A randomised-controlled trial, published ahead-of-print in the European Spine Journal, has found that acetaminophen [paracetamol]/tramadol is not associated with significant improvements in function compared with placebo in patients with chronic low back pain. However, patients who do respond to this combination of analgesics have significant improvements in function compared with those who do not respond—indicating that analgesic may be effective for functional improvement in a subset of patients with low back pain.
Study authors Henrica Schiphorst Preuper (Department of Rehabilitative Medicine, Center for Rehabilitation, University Medical Center Groningen, University of Groningen, Groningen, The Netherlands) and others write that guidelines recommend that analgesics should be prescribed “time contingent (under four weeks), stepwsie from light to strong” for patients with non-specific low back pain. However they add that although analgesics are known to reduce pain and self-reported disability in patients with chronic low back pain, the effect of oral analgesics on functional capacity has not been prospectively studied.

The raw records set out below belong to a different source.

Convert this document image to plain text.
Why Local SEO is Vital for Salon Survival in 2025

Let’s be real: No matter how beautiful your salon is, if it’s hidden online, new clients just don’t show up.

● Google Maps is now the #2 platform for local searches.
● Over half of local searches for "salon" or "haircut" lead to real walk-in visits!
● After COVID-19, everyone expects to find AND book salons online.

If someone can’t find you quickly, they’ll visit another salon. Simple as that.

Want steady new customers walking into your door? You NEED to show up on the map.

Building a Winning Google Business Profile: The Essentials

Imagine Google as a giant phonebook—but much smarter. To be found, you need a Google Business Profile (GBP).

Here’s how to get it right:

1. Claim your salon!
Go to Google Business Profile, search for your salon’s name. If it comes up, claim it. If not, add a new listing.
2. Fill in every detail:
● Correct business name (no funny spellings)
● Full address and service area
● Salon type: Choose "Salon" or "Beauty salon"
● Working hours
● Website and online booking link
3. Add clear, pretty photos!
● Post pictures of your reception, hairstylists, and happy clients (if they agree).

Schiphorst Preuper et al write: “The objective of this study was to investigate the effect of the combination of acetaminophen/tramadol on functional capacity and self-reported disability and secondarily on pain relief in patients with chronic low back pain.”

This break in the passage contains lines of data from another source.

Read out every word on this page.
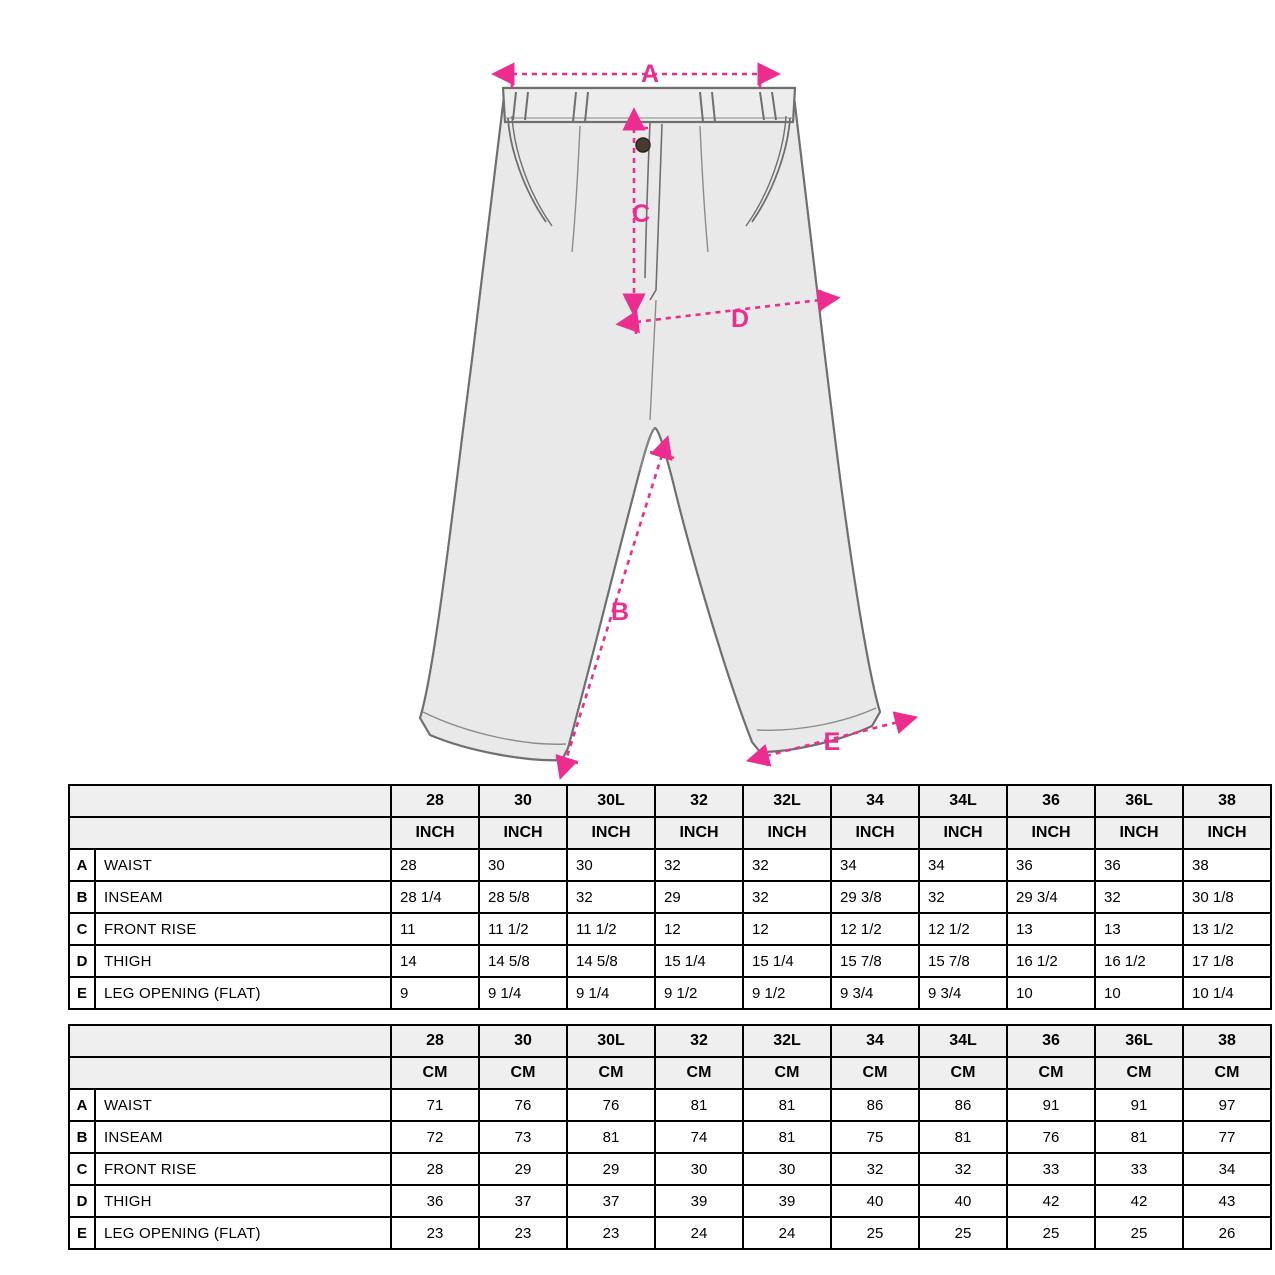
A
C
D
B
E
		28	30	30L	32	32L	34	34L	36	36L	38
		INCH	INCH	INCH	INCH	INCH	INCH	INCH	INCH	INCH	INCH
A	WAIST	28	30	30	32	32	34	34	36	36	38
B	INSEAM	28 1/4	28 5/8	32	29	32	29 3/8	32	29 3/4	32	30 1/8
C	FRONT RISE	11	11 1/2	11 1/2	12	12	12 1/2	12 1/2	13	13	13 1/2
D	THIGH	14	14 5/8	14 5/8	15 1/4	15 1/4	15 7/8	15 7/8	16 1/2	16 1/2	17 1/8
E	LEG OPENING (FLAT)	9	9 1/4	9 1/4	9 1/2	9 1/2	9 3/4	9 3/4	10	10	10 1/4
		28	30	30L	32	32L	34	34L	36	36L	38
		CM	CM	CM	CM	CM	CM	CM	CM	CM	CM
A	WAIST	71	76	76	81	81	86	86	91	91	97
B	INSEAM	72	73	81	74	81	75	81	76	81	77
C	FRONT RISE	28	29	29	30	30	32	32	33	33	34
D	THIGH	36	37	37	39	39	40	40	42	42	43
E	LEG OPENING (FLAT)	23	23	23	24	24	25	25	25	25	26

In the study, patients with non-specific chronic low back pain of more than three months’ duration who were on a waiting list for rehabilitative treatment were randomised to acetaminophen/tramadol (25) or placebo (25). Functional capacity, the authors report, was measured by reviewing the patients’ ability to lift, carry, and perform static bending and dynamic bending. Furthermore, the Roland Morris Disability Questionnaire (RMDQ) was used to assess self-reported disability.

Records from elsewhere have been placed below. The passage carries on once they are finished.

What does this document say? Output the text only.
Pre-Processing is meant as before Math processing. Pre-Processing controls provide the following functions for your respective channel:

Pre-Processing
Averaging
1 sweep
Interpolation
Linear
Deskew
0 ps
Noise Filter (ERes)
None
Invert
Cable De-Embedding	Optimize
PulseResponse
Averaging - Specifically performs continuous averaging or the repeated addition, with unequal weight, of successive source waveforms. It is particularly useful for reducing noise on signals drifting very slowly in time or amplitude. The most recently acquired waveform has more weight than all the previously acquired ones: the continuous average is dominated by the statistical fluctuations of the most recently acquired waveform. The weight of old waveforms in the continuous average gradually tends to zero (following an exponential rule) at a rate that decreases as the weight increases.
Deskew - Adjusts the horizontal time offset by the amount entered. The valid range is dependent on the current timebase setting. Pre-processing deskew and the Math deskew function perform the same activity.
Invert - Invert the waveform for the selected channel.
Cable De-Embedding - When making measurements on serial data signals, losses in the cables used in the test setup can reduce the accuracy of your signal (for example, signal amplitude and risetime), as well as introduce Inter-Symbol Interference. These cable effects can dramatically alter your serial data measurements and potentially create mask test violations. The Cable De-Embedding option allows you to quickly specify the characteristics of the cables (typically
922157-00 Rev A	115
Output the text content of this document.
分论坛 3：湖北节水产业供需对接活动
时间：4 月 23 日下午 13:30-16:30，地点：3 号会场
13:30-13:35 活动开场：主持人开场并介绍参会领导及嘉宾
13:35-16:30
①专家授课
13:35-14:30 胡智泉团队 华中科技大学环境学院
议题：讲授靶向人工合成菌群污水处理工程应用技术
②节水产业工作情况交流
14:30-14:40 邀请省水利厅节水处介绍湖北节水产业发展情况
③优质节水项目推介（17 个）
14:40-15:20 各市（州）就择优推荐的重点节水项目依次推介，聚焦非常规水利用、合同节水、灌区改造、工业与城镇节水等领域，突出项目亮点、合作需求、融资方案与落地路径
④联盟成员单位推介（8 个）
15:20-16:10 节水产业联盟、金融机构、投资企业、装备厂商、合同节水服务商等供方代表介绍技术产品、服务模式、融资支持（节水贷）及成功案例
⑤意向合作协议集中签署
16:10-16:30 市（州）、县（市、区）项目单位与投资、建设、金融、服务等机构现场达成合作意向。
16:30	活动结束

Schiphorst Preuper et al found that there were no significant differences in improvements in functional capacity (before and after treatment) between the group receiving acetaminophen/tramadol and those receiving placebo. However, they comment that patients who responded to treatment in the acetaminophen/tramadol group tended to improve on lifting performance (p=0.10) and had a significant reduction in the RMDQ (p=0.02) compared with non-responders in that group. They add: “Characteristics of responders showed a significantly lower score on subscale catastrophising of the pain cognition list (median 35.5 vs. 44 in non-responders; p=0.005)”, explaining that this may have been a “mediator of treatment outcome”.
Schiphorst Preuper et al conclude: “Pharmacotherapy for pain could be considered as one of the options in an overall management plan. It is important, however, to identify the subgroup of patients who might benefit from pharmacotherapy. Future research should include large study samples, longer treatment duration, and also patients with a shorter history of complaints.”